Solicitors’ insurer can pursue €4.9m judgment against Bloxham
Judgment alledgedly outstanding under 2011 agreement with stockbroking firm
The insurer applied earlier this year to the High Court for leave to re-enter proceedings, initiated in 2009 against Bloxham, for the purpose of seeking judgment for €4.9 million arising from the 2011 settlement. Photograph: PA
The January 2011 settlement was made in proceedings over heavy losses suffered by the Solicitors Mutual Defence Fund (SMDF) Ltd fund after investing in a bond which fell 97 per cent in value.
SMDF, now R & Q Ireland Company Limited by Guarantee, claims it lost almost all of its then reserves of €8.4 million due to the negligence of Bloxham, which collapsed in 2012.
Its chairman Patrick Dorgan said in an affidavit it had to get a €5 million guarantee from the Law Society to protect its position, ceased offering indemnity to solicitors in 2012 and is now in run-off. It ultimately had to apply to Society to fund a rescue package of up to €13 million and finalised a run-off agreement with R&Q in November 2016.

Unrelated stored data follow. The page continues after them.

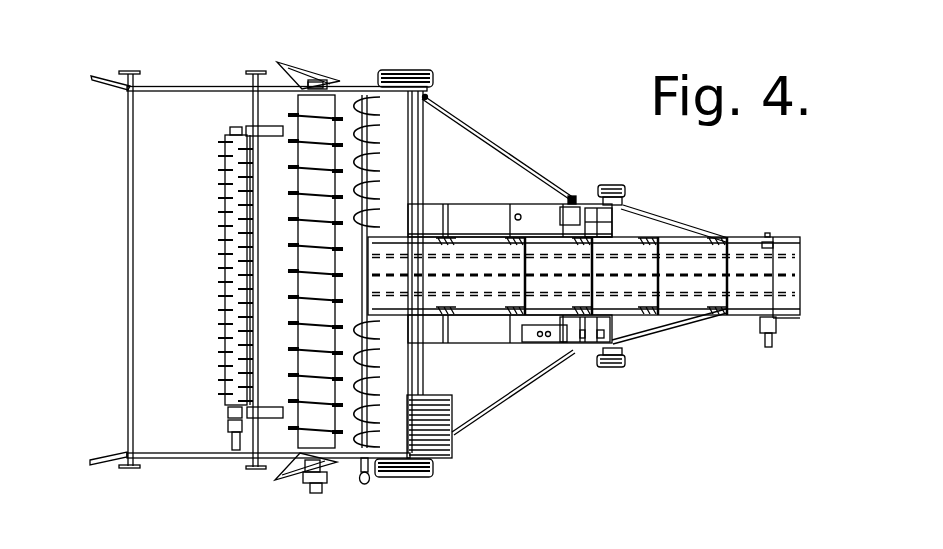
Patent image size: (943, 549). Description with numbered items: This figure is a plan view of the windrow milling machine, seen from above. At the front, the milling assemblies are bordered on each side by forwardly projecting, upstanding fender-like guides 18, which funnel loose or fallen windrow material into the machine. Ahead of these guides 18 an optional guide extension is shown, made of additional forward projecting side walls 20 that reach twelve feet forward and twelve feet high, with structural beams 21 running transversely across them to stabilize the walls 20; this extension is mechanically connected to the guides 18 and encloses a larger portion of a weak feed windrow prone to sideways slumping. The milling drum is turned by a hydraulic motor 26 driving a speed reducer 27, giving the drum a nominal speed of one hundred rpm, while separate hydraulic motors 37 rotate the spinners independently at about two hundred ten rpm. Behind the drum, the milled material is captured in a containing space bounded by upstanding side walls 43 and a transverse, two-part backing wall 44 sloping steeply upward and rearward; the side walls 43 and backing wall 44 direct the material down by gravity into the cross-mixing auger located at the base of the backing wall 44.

The guide 18 is at (300, 68).
The side wall 20 is at (193, 86).
The structural beam 21 is at (253, 107).
The hydraulic motor 26 is at (320, 493).
The speed reducer 27 is at (330, 483).
The hydraulic motor 37 is at (235, 450).
The side wall 43 is at (388, 93).
The backing wall 44 is at (397, 178).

The insurer applied earlier this year to the High Court for leave to re-enter proceedings, initiated in 2009 against Bloxham, for the purpose of seeking judgment for €4.9 million arising from the 2011 settlement.
Re-entry was opposed by lawyers representing five former Bloxham partners – Arthur Quinlan, Stradbrook Road, Blackrock, Co Dublin; Angus McDonnell, Ballymoney Park, Kilbride, Co Wicklow; Pramit Ghose, St Mary’s Road, Ballsbridge, Dublin; Martin Harte, Idrone Terrace, Blackrock, Co Dublin; and Anne Barrett, Shrewsbury Park, Merrion Road, Ballsbridge.
They argued a High Court order of January 31st 2011, made when the settlement was announced, stated the proceedings were “struck out with liberty to re-enter” and the words “struck out” prevented any matter other than the original cause of action being re-entered.
The SMDF argued the proceedings could be re-entered for the purpose of seeking judgment.
Backdrop of agreement
In his judgment on Thursday on the re-entry application, Mr Justice Denis McDonald said a court order made by consent must be construed by reference both to its terms and the specific context in which it was made, in this case, the backdrop of the settlement agreement.
The words “struck out with liberty to re-enter” signalled the court was to have a future role and the striking out of the proceedings was “not intended to terminate them entirely”, he said.
At the same time, it cannot have been intended the proceedings would be re-entered with a view to allowing the original claim be relitigated, he said. It would be “inconceivable” that a court would allow parties to proceed in that way without some detailed explanation.
The court can only proceed on the basis liberty to re-enter was given for some other purpose and, in that context, it was “entirely legitimate” to have regard to the underlying settlement agreement.
The words liberty to renter were “plainly there” to give effect to the provisions of that agreement, he held.
The parties to the agreement had agreed, in default of payment of any instalment within seven days of the due date, the plaintiff had liberty to re-enter the proceedings and obtain judgment for the sum then outstanding, he said.
It followed the plaintiff is entitled, subject to any defences the defendants may legitimately raise, to re-enter the proceedings with a view to pursuing its entitlements under the settlement agreement, he ruled.